С одной стороны, чем больше граждане проникнутся осознанием того, что против их страны ополчился весь мир, тем меньше они будут требовать от власти экономических достижений (это de facto уже происходит — на протяжении пяти лет стагнации относительное одобрение политики Владимира Путина сохраняется, причем не только усилиями социологических служб) и тем более естественной будет казаться готовность делегировать бюрократии (командирам) все новые и новые полномочия. С другой стороны, Кремль последовательно выстраивает образ России как страны, которая, во-первых, имеет неоценимые (и по достоинству не оплаченные) заслуги перед современной цивилизацией; во-вторых, была на протяжении последнего столетия неоднократно предана своими «партнерами»; и, в-третьих, имеет право на определённую «историческую территорию», которое представляется давно и радикально нарушенным.
Иначе говоря, создается картина якобы имеющего места противодействия остального мира «вставшей с колен» стране. Общим результатом подобной пропагандистской кампании становится готовность (пусть скорее пассивная, чем пассионарная) значительной части населения к обострению ситуации — мы прекрасно помним, что аннексию Крыма россияне начала XXI века поддерживали не менее активно, чем их предки сто лет назад — вступление страны в Первую мировую войну (Россия настаивает, что присоединение Крыма произошло законно, после проведенного на полуострове референдума, международное сообщество в своем большинстве этого не признало, — прим. «Спектра»).
Однако в этой значительной лояльности граждан «правительству военного времени» кроется серьезная — и самая главная на сегодняшний день — угроза. На примере событий сначала в Южной Осетии, позже — в Крыму и на Донбассе (власти России, несмотря на множество собранных журналистами свидетельств, отрицают участие действующих военнослужащих РФ в вооруженном конфликте на Украине — прим. «Спектра») и далее — в Сирии можно видеть: логика российских властей подразумевает периодическую «подпитку» патриотических чувств реальными военными авантюрами. Учитывая, что в последнее время внешнеполитические успехи минимальны (достаточно вспомнить пробуксовывание московской политики «федерализации» Украины, ужесточение международных антироссийских санкций, провал попытки интеграции Белоруссии, крах проекта «Северный поток-2», неудачи желанного для России варианта урегулирования в Ливии, и т.д.), вероятность нового агрессивного «всплеска» выглядит, я полагаю, крайне высокой.
Не приходится сомневаться, что в ближайшие месяцы давление на Россию только усилится: Минск будет пытаться наладить отношения с «коллективным Западом»; стартующий в Голландии процесс по делу МН17 станет неустранимым фоном любых отношений с Москвой не менее чем на год; предвыборная кампания в США также будет «подсвечивать» неприятные для Кремля обстоятельства его вмешательства во внутренние дела западных стран.
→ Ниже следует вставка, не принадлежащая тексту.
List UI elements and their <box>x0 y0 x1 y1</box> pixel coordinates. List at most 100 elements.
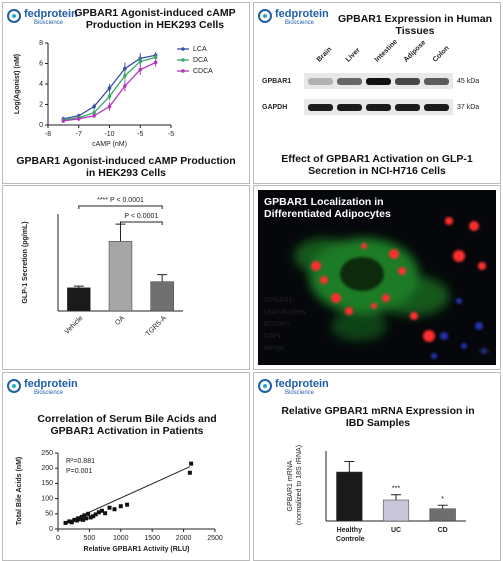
point <box>76 117 81 121</box>
bracket <box>120 221 163 225</box>
point <box>81 517 86 522</box>
channel-label: Merge <box>264 345 284 352</box>
y-tick-label: 4 <box>39 81 43 88</box>
point <box>88 515 93 520</box>
x-tick-label: OA <box>114 315 126 327</box>
bar <box>150 281 174 312</box>
point <box>138 59 143 64</box>
point <box>86 511 91 516</box>
y-tick-label: 0 <box>39 122 43 129</box>
point <box>92 113 96 118</box>
bar <box>67 287 91 312</box>
band <box>424 104 449 111</box>
y-tick-label: 150 <box>41 480 53 487</box>
logo-name: fedprotein <box>275 8 329 20</box>
point <box>189 461 194 466</box>
x-tick-label: 2500 <box>207 535 223 542</box>
magnification: 60x <box>479 349 491 356</box>
point <box>72 517 77 522</box>
point <box>118 504 123 509</box>
panel-mrna: Healthy Controle UC CD *** * GPBAR1 mRNA (nor… <box>253 372 501 561</box>
y-tick-label: 6 <box>39 60 43 67</box>
lane-label: Liver <box>345 47 362 64</box>
blot-title: GPBAR1 Expression in Human Tissues <box>337 13 493 37</box>
y-tick-label: 0 <box>49 526 53 533</box>
point <box>187 470 192 475</box>
point <box>92 104 96 109</box>
point <box>84 516 89 521</box>
point <box>138 67 143 72</box>
point <box>74 518 79 523</box>
x-tick-label: -5 <box>168 131 174 138</box>
chart-title: GPBAR1 Agonist-induced cAMP Production i… <box>74 7 236 31</box>
legend-label: CDCA <box>193 68 213 75</box>
annotation: *** <box>392 486 400 493</box>
chart-title: Effect of GPBAR1 Activation on GLP-1 Sec… <box>281 153 473 177</box>
point <box>91 514 96 519</box>
chart-title: Correlation of Serum Bile Acids and GPBA… <box>37 413 217 437</box>
micrograph-title: GPBAR1 Localization in Differentiated Ad… <box>264 196 391 220</box>
x-tick-label: Vehicle <box>64 315 85 336</box>
point <box>63 520 68 525</box>
lane-label: Colon <box>432 45 451 64</box>
x-tick-label: -7 <box>76 131 82 138</box>
dapi-nuclei <box>431 298 487 359</box>
y-tick-label: 50 <box>45 511 53 518</box>
legend-label: LCA <box>193 46 207 53</box>
point <box>93 512 98 517</box>
band <box>366 78 391 85</box>
point <box>123 84 127 88</box>
point <box>123 66 127 71</box>
channel-label: GPBAR1 <box>264 297 293 304</box>
x-tick-label: -10 <box>104 131 114 138</box>
point <box>153 55 158 60</box>
logo-icon <box>7 9 21 23</box>
channel-label: BODIPY <box>264 321 291 328</box>
logo-tagline: Bioscience <box>34 390 64 396</box>
x-tick-label: 1000 <box>113 535 129 542</box>
panel-correlation: 0 500 1000 1500 2000 2500 0 50 100 150 200 250 Total… <box>2 372 250 561</box>
x-tick-label: TGR5-A <box>145 315 168 338</box>
y-axis-label: Total Bile Acids (nM) <box>16 457 23 525</box>
blot: Brain Liver Intestine Adipose Colon GPBAR1 45 … <box>262 38 479 115</box>
x-tick-label: 0 <box>56 535 60 542</box>
error-bar <box>115 223 126 242</box>
lane-label: Adipose <box>403 39 428 64</box>
logo-icon <box>258 379 272 393</box>
logo: fedprotein Bioscience <box>258 7 338 29</box>
point <box>123 74 127 78</box>
logo-icon <box>258 9 272 23</box>
band <box>395 78 420 85</box>
bar <box>382 499 410 522</box>
point <box>67 519 72 524</box>
logo: fedprotein Bioscience <box>258 377 338 399</box>
bar <box>336 471 363 522</box>
legend-marker <box>181 69 185 73</box>
lipid-droplets <box>311 217 486 342</box>
annotation: P < 0.0001 <box>124 213 158 220</box>
panel-glp1: Vehicle OA TGR5-A **** P < 0.0001 P < 0.0001… <box>2 185 250 370</box>
nucleus-region <box>340 257 384 291</box>
x-tick-label: 500 <box>84 535 96 542</box>
x-tick-label: 1500 <box>144 535 160 542</box>
band <box>308 78 333 85</box>
band <box>395 104 420 111</box>
band <box>337 104 362 111</box>
point <box>69 520 74 525</box>
x-tick-label: Healthy Controle <box>334 527 365 543</box>
bar <box>429 508 456 522</box>
annotation: P=0.001 <box>66 468 92 475</box>
panel-western-blot: Brain Liver Intestine Adipose Colon GPBAR1 45 … <box>253 2 501 184</box>
chart: Vehicle OA TGR5-A **** P < 0.0001 P < 0.0001… <box>22 197 183 338</box>
error-bar <box>157 274 168 282</box>
point <box>107 94 112 99</box>
band <box>337 78 362 85</box>
legend-marker <box>181 58 185 62</box>
point <box>125 502 130 507</box>
logo-tagline: Bioscience <box>285 20 315 26</box>
logo-tagline: Bioscience <box>34 20 64 26</box>
point <box>107 505 112 510</box>
band <box>366 104 391 111</box>
error-bar <box>391 494 401 500</box>
y-axis-label: GLP-1 Secretion (pg/mL) <box>22 221 29 303</box>
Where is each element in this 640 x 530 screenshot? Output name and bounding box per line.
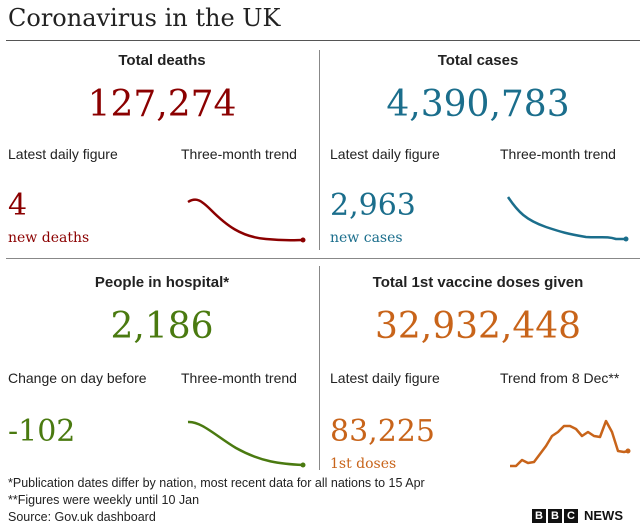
total-value: 2,186 — [110, 306, 214, 347]
total-value: 32,932,448 — [374, 306, 582, 347]
left-label: Latest daily figure — [330, 146, 440, 162]
vertical-divider-top — [319, 50, 320, 250]
daily-unit: 1st doses — [330, 456, 397, 472]
footnote-publication: *Publication dates differ by nation, mos… — [8, 476, 425, 490]
panel-people-in-hospital: People in hospital* 2,186 Change on day … — [6, 262, 318, 472]
total-value: 4,390,783 — [386, 84, 570, 125]
daily-value: 2,963 — [330, 188, 416, 223]
panel-title: Total deaths — [118, 52, 206, 69]
panel-total-deaths: Total deaths 127,274 Latest daily figure… — [6, 42, 318, 256]
panel-title: Total cases — [437, 52, 519, 69]
daily-unit: new deaths — [8, 230, 90, 246]
horizontal-divider — [6, 258, 640, 259]
hospital-trend-sparkline — [187, 420, 306, 468]
left-label: Change on day before — [8, 370, 147, 386]
right-label: Three-month trend — [181, 146, 297, 162]
logo-word: NEWS — [584, 508, 623, 523]
panel-title: Total 1st vaccine doses given — [372, 274, 584, 291]
total-value: 127,274 — [87, 84, 237, 125]
bbc-news-logo: B B C NEWS — [532, 508, 623, 523]
right-label: Three-month trend — [500, 146, 616, 162]
vaccine-trend-sparkline — [510, 419, 631, 468]
panel-title: People in hospital* — [94, 274, 230, 291]
logo-block: B — [548, 508, 562, 523]
daily-value: -102 — [8, 414, 76, 449]
right-label: Trend from 8 Dec** — [500, 370, 620, 386]
cases-trend-sparkline — [506, 196, 629, 242]
source-label: Source: Gov.uk dashboard — [8, 510, 156, 524]
panel-total-cases: Total cases 4,390,783 Latest daily figur… — [322, 42, 634, 256]
logo-block: C — [564, 508, 578, 523]
left-label: Latest daily figure — [330, 370, 440, 386]
page-title: Coronavirus in the UK — [8, 4, 281, 32]
vertical-divider-bottom — [319, 266, 320, 470]
right-label: Three-month trend — [181, 370, 297, 386]
daily-value: 83,225 — [330, 414, 435, 449]
title-rule — [6, 40, 640, 41]
daily-value: 4 — [8, 188, 28, 223]
panel-vaccine-doses: Total 1st vaccine doses given 32,932,448… — [322, 262, 634, 472]
daily-unit: new cases — [330, 230, 403, 246]
left-label: Latest daily figure — [8, 146, 118, 162]
logo-block: B — [532, 508, 546, 523]
deaths-trend-sparkline — [187, 198, 306, 243]
footnote-weekly: **Figures were weekly until 10 Jan — [8, 493, 200, 507]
В такой ситуации лично я бы ни в коем случае не стал недооценивать шансы на появление «зеленых человечков» в Белоруссии и в странах Балтии или попытки дестабилизации ситуации в Украине.
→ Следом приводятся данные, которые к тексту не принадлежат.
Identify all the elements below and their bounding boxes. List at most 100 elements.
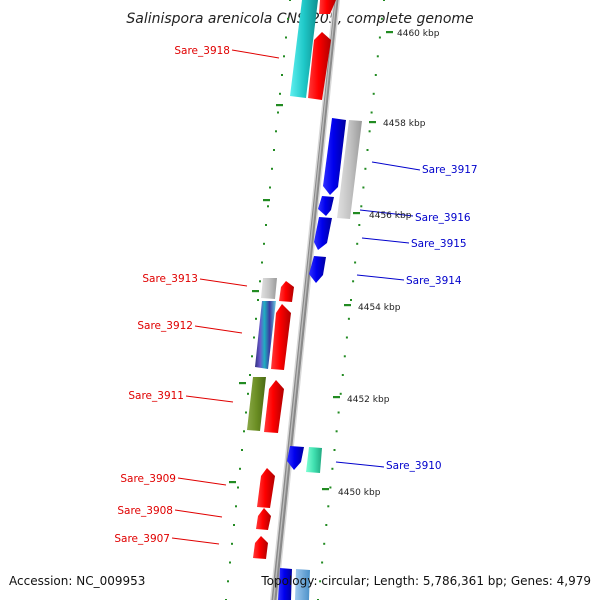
- gene-label-sare-3911[interactable]: Sare_3911: [128, 390, 184, 402]
- gene-sare-3918-arrow[interactable]: [308, 32, 331, 100]
- ruler-dot: [275, 130, 277, 133]
- tick-mark: [353, 212, 360, 215]
- ruler-dot: [273, 149, 275, 151]
- gene-sare-3917-grey[interactable]: [337, 120, 362, 219]
- gene-sare-3907[interactable]: [253, 536, 268, 559]
- ruler-dot: [356, 242, 359, 245]
- ruler-dot: [289, 0, 291, 1]
- gene-sare-3910[interactable]: [287, 446, 304, 470]
- tick-mark: [229, 481, 236, 484]
- ruler-dot: [360, 205, 363, 208]
- ruler-dot: [229, 561, 231, 564]
- ruler-dot: [343, 355, 346, 358]
- ruler-dot: [233, 524, 235, 526]
- ruler-dot: [243, 430, 245, 433]
- gene-label-sare-3916[interactable]: Sare_3916: [415, 212, 471, 224]
- leader-sare-3912: [194, 325, 243, 334]
- ruler-dot: [376, 55, 379, 58]
- leader-sare-3911: [185, 395, 234, 403]
- gene-sare-3913-grey[interactable]: [261, 278, 277, 299]
- gene-sare-3917[interactable]: [323, 118, 346, 195]
- ruler-dot: [372, 92, 375, 95]
- genome-backbone: [270, 0, 340, 600]
- gene-label-sare-3910[interactable]: Sare_3910: [386, 460, 442, 472]
- tick-label-4458: 4458 kbp: [383, 119, 426, 129]
- gene-sare-3911-green[interactable]: [247, 377, 266, 431]
- tick-marks: [229, 31, 393, 491]
- ruler-dot: [267, 205, 269, 208]
- tick-label-4460: 4460 kbp: [397, 29, 440, 39]
- ruler-dot: [245, 411, 247, 414]
- ruler-dot: [237, 486, 239, 489]
- gene-sare-3909[interactable]: [257, 468, 275, 508]
- gene-sare-3910-mint[interactable]: [306, 447, 322, 473]
- tick-label-4452: 4452 kbp: [347, 395, 390, 405]
- tick-mark: [344, 304, 351, 307]
- gene-label-sare-3915[interactable]: Sare_3915: [411, 238, 467, 250]
- gene-sare-3908[interactable]: [256, 508, 271, 530]
- ruler-dot: [255, 317, 257, 320]
- ruler-dot: [263, 242, 265, 245]
- gene-label-sare-3918[interactable]: Sare_3918: [174, 45, 230, 57]
- gene-label-sare-3912[interactable]: Sare_3912: [137, 320, 193, 332]
- leader-lines: [171, 49, 421, 545]
- ruler-dot: [364, 167, 367, 170]
- ruler-dot: [350, 299, 352, 301]
- leader-sare-3917: [371, 161, 421, 171]
- gene-sare-3913[interactable]: [279, 281, 294, 302]
- tick-mark: [263, 199, 270, 202]
- ruler-dot: [271, 167, 273, 170]
- gene-label-sare-3907[interactable]: Sare_3907: [114, 533, 170, 545]
- gene-bottom-steel[interactable]: [295, 569, 310, 600]
- genome-summary-text: Topology: circular; Length: 5,786,361 bp…: [260, 574, 591, 588]
- ruler-dot: [374, 74, 377, 76]
- gene-sare-3911[interactable]: [264, 380, 284, 433]
- gene-label-sare-3917[interactable]: Sare_3917: [422, 164, 478, 176]
- ruler-dot: [331, 467, 334, 470]
- ruler-dot: [333, 449, 336, 451]
- ruler-dot: [285, 36, 287, 39]
- ruler-dot: [257, 299, 259, 301]
- ruler-dot: [329, 486, 332, 489]
- ruler-dot: [352, 280, 355, 283]
- ruler-dot: [281, 74, 283, 76]
- ruler-dot: [235, 505, 237, 508]
- ruler-dot: [366, 149, 369, 151]
- ruler-dot: [241, 449, 243, 451]
- leader-sare-3908: [174, 509, 223, 518]
- gene-bottom-blue[interactable]: [278, 568, 292, 600]
- gene-sare-3912[interactable]: [271, 304, 291, 370]
- ruler-dot: [319, 580, 322, 583]
- leader-sare-3915: [361, 237, 410, 244]
- gene-sare-3918[interactable]: [319, 0, 336, 14]
- ruler-dot: [358, 224, 361, 226]
- gene-label-sare-3914[interactable]: Sare_3914: [406, 275, 462, 287]
- gene-label-sare-3909[interactable]: Sare_3909: [120, 473, 176, 485]
- gene-labels: Sare_3918 Sare_3917 Sare_3916 Sare_3915 …: [114, 45, 477, 545]
- tick-mark: [239, 382, 246, 385]
- gene-sare-3912-multi[interactable]: [255, 301, 276, 369]
- ruler-dot: [265, 224, 267, 226]
- ruler-dot: [287, 17, 289, 20]
- gene-sare-3918-cyan[interactable]: [290, 0, 318, 98]
- ruler-dot: [335, 430, 338, 433]
- ruler-dot: [380, 17, 383, 20]
- leader-sare-3910: [335, 461, 385, 468]
- accession-text: Accession: NC_009953: [9, 574, 145, 588]
- gene-sare-3916[interactable]: [318, 196, 334, 216]
- tick-mark: [369, 121, 376, 124]
- gene-label-sare-3908[interactable]: Sare_3908: [117, 505, 173, 517]
- gene-label-sare-3913[interactable]: Sare_3913: [142, 273, 198, 285]
- ruler-dot: [339, 392, 342, 395]
- tick-label-4454: 4454 kbp: [358, 303, 401, 313]
- gene-sare-3914[interactable]: [309, 256, 326, 283]
- leader-sare-3914: [356, 274, 405, 281]
- ruler-dot: [231, 542, 233, 545]
- tick-labels: 4460 kbp 4458 kbp 4456 kbp 4454 kbp 4452…: [338, 29, 440, 498]
- tick-label-4456: 4456 kbp: [369, 211, 412, 221]
- tick-mark: [276, 104, 283, 107]
- gene-sare-3915[interactable]: [314, 217, 332, 250]
- ruler-dot: [345, 336, 348, 339]
- ruler-dot: [251, 355, 253, 358]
Выступление российского президента 15 января и последовавшие за ним события доказывают то, что было известно уже давно: Владимир Путин — человек, который воспринимает жизнь как череду отважных спецопераций; спокойное и устойчивое развитие страны для него не является ценностью (особенно если для обеспечения такового сегодня нужно существенно менять базовые принципы функционирования созданной им системы). И в экономике, и в политике России «спецоперации» сейчас невозможны: система вошла в период застоя, выход из которого невозможен без ее разрушения. Именно поэтому, на мой взгляд, мы быстро движемся к очередному эпизоду серьезной конфронтации Кремля с соседями. Насколько он близок и какими последствиями обернется — покажет время.